I am most emphatically not saying that there's no point in being a vegan unless you also refuse to fly, refuse to drive a car, etc etc - anything anyone does to make the world a little better is a good thing, even if it's not everything and perfect - but I am saying that the vegan/not vegan world isn't divided on a cruel/not cruel axis which perfectly overlaps it. And I will continue to be revolted by a movement that equates cows to people. Are they deserving of compassion? Yes. But they aren't people.

user1487175389 · 17/05/2017 14:42

'sometimes the arm does go in'

'they have no idea they're being reared for meat' - how could you possibly know whether your cows are contemplating their own mortality, or indeed mentally reciting the complete works of Shakespeare? Those statements are classic minimising. Three huge babies came out of me, but if a man suddenly showed his arm up there I'd bloody well notice!

user1487175389 · 17/05/2017 14:49

And if you can supply footage of a cow being fisted and not looking remotely cross about it, I'd be very surprised. The one I saw was absolutely livid.

LumelaMme · 17/05/2017 15:04

Three huge babies came out of me, but if a man suddenly showed his arm up there I'd bloody well notice!
A huge (say 6kg) baby is waaaaaay smaller than a 60kg calf. Pink's tampon analogy sounds about right.

And I very much doubt that beef cattle know that they're being reared for meat. I've read enough about animal cognition over the years to be fairly sure on that one.

user1487175389 · 17/05/2017 15:10

A tampon? No way. More useful to substitute the limb of a proportionately smaller mammal. A dogs paw. That I'd definitely resist and notice. (this is getting weird)

derxa · 17/05/2017 15:17

Last night a ewe was having a difficult birth. My shepherd had to pull out the lamb and had to put her hand into the uterus. Should she just have let the lamb and the ewe die?

AI is not rape because bulls and cows do not have a long and meaningful sex. It is a quick in and out job.

Member341379 · 17/05/2017 15:23

I am no longer a member of the Christian church I grew up in.
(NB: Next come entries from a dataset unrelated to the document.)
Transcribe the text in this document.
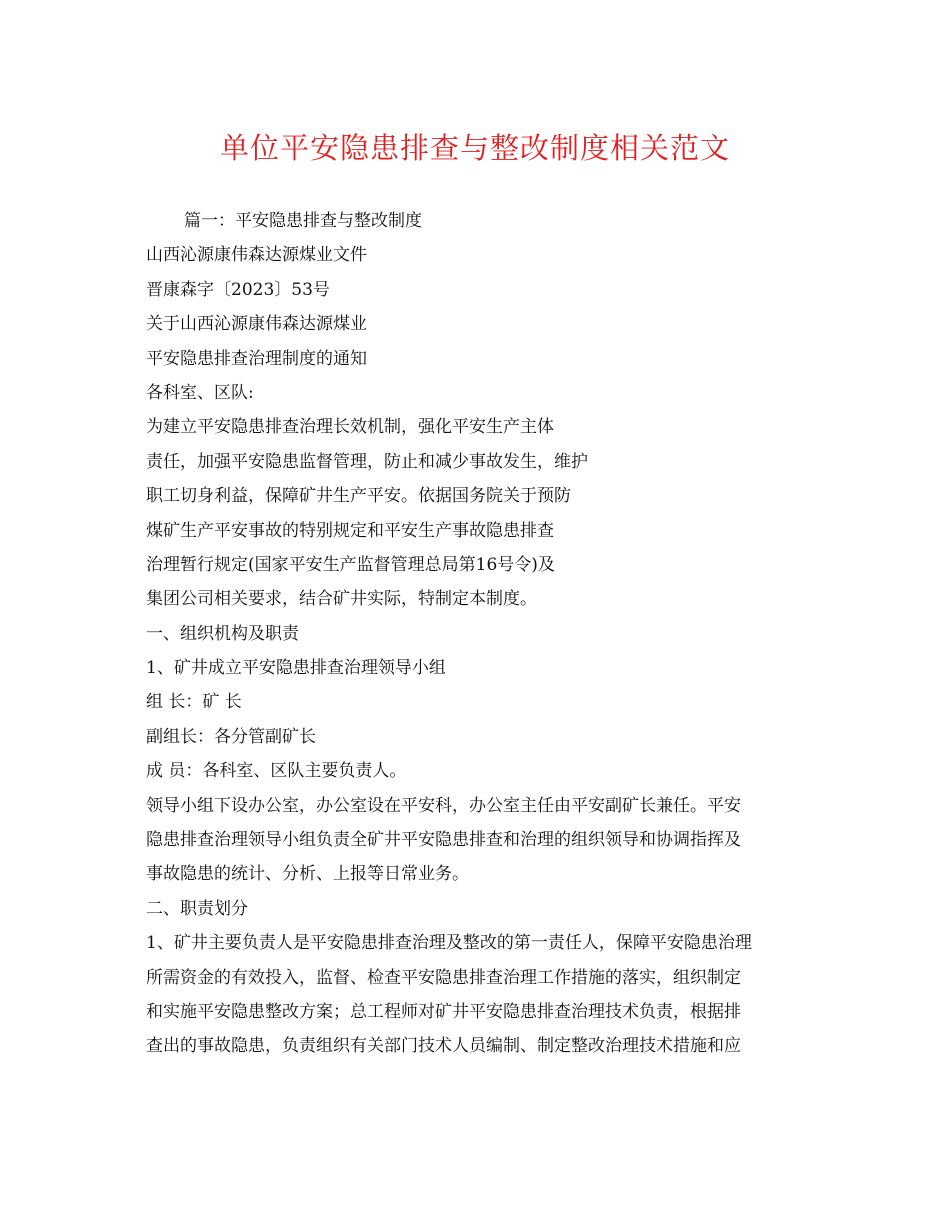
单位平安隐患排查与整改制度相关范文
篇一：平安隐患排查与整改制度
山西沁源康伟森达源煤业文件
晋康森字〔2023〕53号
关于山西沁源康伟森达源煤业
平安隐患排查治理制度的通知
各科室、区队:
为建立平安隐患排查治理长效机制，强化平安生产主体
责任，加强平安隐患监督管理，防止和减少事故发生，维护
职工切身利益，保障矿井生产平安。依据国务院关于预防
煤矿生产平安事故的特别规定和平安生产事故隐患排查
治理暂行规定(国家平安生产监督管理总局第16号令)及
集团公司相关要求，结合矿井实际，特制定本制度。
一、组织机构及职责
1、矿井成立平安隐患排查治理领导小组
组 长：矿 长
副组长：各分管副矿长
成 员：各科室、区队主要负责人。
领导小组下设办公室，办公室设在平安科，办公室主任由平安副矿长兼任。平安
隐患排查治理领导小组负责全矿井平安隐患排查和治理的组织领导和协调指挥及
事故隐患的统计、分析、上报等日常业务。
二、职责划分
1、矿井主要负责人是平安隐患排查治理及整改的第一责任人，保障平安隐患治理
所需资金的有效投入，监督、检查平安隐患排查治理工作措施的落实，组织制定
和实施平安隐患整改方案；总工程师对矿井平安隐患排查治理技术负责，根据排
查出的事故隐患，负责组织有关部门技术人员编制、制定整改治理技术措施和应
I don't want to join another religion so I avoid the whole you are not as vegan as me bullshit (mainly on the internet).

Most people are trying to do their best and cause as little harm as possible. For me that means I eat a vegan diet and (as far as I know) not use animal products. If I was prepared to kill an animal then I would be ok with eating it. I am not so therefore I don't.

Other people can do what they want so please don't get defensive if you come across someone else who has a different diet to you!

TrollMummy · 17/05/2017 16:18

YANBU preachy types are just a bore and those who announce their new found veganism and want special catering at a party at the moment are just worst Angry

Pinkponiesrock · 17/05/2017 16:21

Of course I'd notice if someone shoved their arm up there but I'm
a person! In relative terms even a 10lb baby is a between 1/10th or 1/12th of the size of calf then if you bunched 10 or 12 tampons together then it'd probably be the size of an arm.

We've AI'd cattle loose in a pen, without restraining them, they were more interested in eating the feed I'd given them so definitely not distressed.
Also animals can't contemplate the future, they will remember things that have happened to them, they learn routines but they genuinely have no idea that they are being reared for meat, how could they??

user1487175389 · 17/05/2017 16:33

Pink ponies - I assume you've surveyed all animals to check their grasp of the future? Also, we're animals and we grasp the concept of the future reasonably well, so not sure what you're on about really.

And leaving tampons, dogs paws and huge farmers' forearms out of this for just a second, the main issue here is whether it's right to go around violating other species with any implement, purely so we can drink milk intended and evolved specifically for their babies. And the fact that we kid ourselves a) that this is an easy parting. It isn't - cows mourn their calves for a long time and b) that their milk is a suitable drink for us - it isn't - cows milk allergies are rife. A large proportion of adults lack the necessary enzymes to digest it anyway.